景気回復は本来なら嬉しいことですが、米国株の投資家は無邪気にこれを喜べない事情があります。
コロナの影響で業績が低迷していた企業は景気回復で株価の上昇が期待できますが、景気が強くなると今まであらゆる米国株全体を株高に押し上げていたFRBの金融緩和策が縮小されるとの心配から、株価が下がる要因もあります。

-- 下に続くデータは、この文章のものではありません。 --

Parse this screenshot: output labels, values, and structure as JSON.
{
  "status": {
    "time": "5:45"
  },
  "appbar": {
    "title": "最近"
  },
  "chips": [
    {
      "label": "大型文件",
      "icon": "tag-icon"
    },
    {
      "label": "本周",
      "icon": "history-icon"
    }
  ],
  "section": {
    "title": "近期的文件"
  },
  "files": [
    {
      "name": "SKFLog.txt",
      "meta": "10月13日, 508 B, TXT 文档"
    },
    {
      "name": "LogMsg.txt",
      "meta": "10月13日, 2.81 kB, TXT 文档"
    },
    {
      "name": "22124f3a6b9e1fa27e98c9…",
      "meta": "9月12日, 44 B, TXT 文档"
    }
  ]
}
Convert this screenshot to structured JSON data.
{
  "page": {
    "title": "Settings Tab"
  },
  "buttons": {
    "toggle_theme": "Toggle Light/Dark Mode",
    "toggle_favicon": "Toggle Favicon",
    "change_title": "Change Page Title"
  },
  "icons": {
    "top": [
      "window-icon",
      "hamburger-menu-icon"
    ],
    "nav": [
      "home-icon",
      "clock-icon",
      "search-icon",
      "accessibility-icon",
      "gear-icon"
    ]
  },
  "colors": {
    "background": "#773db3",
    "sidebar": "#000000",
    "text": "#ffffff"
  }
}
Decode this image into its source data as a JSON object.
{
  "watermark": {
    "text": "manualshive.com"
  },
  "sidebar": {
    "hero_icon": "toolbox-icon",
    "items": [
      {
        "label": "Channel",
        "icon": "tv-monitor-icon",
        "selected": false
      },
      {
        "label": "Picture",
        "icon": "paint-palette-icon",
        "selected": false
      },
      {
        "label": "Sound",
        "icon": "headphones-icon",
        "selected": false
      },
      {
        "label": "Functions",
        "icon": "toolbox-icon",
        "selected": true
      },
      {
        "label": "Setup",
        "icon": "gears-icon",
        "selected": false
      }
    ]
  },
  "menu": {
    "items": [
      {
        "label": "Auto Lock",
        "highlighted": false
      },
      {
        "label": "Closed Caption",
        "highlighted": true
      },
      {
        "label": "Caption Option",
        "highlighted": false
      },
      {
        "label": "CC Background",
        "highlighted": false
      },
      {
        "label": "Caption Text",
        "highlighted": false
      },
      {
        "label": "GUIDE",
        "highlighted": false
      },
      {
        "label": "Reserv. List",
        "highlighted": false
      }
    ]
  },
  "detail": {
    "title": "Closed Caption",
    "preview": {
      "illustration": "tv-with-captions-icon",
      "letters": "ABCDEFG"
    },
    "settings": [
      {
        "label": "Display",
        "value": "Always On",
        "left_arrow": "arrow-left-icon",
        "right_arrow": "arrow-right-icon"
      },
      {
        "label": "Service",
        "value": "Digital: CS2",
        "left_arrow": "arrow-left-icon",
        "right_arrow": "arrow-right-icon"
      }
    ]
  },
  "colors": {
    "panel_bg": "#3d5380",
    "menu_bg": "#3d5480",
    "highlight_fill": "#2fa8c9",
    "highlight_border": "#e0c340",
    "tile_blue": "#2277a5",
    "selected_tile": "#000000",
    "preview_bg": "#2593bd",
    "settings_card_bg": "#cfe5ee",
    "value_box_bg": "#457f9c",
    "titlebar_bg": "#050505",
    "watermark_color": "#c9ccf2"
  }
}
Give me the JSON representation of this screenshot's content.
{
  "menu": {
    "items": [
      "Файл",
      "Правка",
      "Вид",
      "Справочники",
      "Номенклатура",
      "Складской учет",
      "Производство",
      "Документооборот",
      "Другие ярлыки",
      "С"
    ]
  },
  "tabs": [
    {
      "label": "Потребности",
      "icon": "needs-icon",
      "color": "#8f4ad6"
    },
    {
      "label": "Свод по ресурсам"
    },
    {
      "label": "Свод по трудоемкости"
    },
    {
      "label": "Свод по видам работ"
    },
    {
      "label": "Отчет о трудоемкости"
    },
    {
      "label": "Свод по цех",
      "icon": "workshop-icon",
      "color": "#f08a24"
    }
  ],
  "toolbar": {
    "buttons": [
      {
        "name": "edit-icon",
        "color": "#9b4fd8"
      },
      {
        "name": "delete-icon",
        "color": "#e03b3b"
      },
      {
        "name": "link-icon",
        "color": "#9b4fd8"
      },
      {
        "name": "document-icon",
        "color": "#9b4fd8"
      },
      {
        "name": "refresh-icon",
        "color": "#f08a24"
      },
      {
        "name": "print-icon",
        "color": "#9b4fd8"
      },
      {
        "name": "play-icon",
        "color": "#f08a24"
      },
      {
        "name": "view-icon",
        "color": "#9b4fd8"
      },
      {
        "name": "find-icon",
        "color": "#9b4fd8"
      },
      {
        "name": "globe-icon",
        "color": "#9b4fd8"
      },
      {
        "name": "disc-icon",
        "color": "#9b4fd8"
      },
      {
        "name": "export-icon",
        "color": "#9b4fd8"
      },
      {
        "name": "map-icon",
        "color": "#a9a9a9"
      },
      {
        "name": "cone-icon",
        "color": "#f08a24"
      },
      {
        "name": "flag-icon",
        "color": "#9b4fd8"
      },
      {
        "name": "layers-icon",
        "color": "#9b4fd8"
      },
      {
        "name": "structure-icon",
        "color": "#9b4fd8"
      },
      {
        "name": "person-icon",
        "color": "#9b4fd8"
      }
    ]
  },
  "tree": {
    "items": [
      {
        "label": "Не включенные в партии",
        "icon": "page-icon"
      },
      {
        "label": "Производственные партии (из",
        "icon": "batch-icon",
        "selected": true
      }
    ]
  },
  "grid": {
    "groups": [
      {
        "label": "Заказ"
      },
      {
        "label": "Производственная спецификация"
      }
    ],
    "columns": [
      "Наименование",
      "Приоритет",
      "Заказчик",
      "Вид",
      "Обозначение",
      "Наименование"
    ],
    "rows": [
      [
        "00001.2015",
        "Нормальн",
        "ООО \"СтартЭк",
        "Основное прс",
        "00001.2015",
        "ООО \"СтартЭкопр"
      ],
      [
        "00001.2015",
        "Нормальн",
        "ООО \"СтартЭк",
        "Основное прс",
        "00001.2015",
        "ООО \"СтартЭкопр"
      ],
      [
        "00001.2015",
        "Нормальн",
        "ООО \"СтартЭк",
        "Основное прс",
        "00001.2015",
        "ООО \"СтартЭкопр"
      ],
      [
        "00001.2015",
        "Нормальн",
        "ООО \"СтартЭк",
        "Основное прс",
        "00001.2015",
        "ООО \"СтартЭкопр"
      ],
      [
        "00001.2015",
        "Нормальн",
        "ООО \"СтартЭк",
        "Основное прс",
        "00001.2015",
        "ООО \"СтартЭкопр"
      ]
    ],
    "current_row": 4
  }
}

株価の上昇要因も下落要因もあって、どちらの綱引きが勝つのか見極めが難しい時期にいますが、2021年2月末時点でどういう考えからどの銘柄を保有しているかをこの記事に書き残しておこうと思います。
この記事のポイント
- 2021年の米国は「景気回復」「インフレ率の上昇」「長期金利の上昇」を予想している。
- 景気回復で恩恵を受けつつインフレにも比較的強い石油株・金鉱株、長期金利の上昇で金利利益が増える銀行株を普段より多めに保有している。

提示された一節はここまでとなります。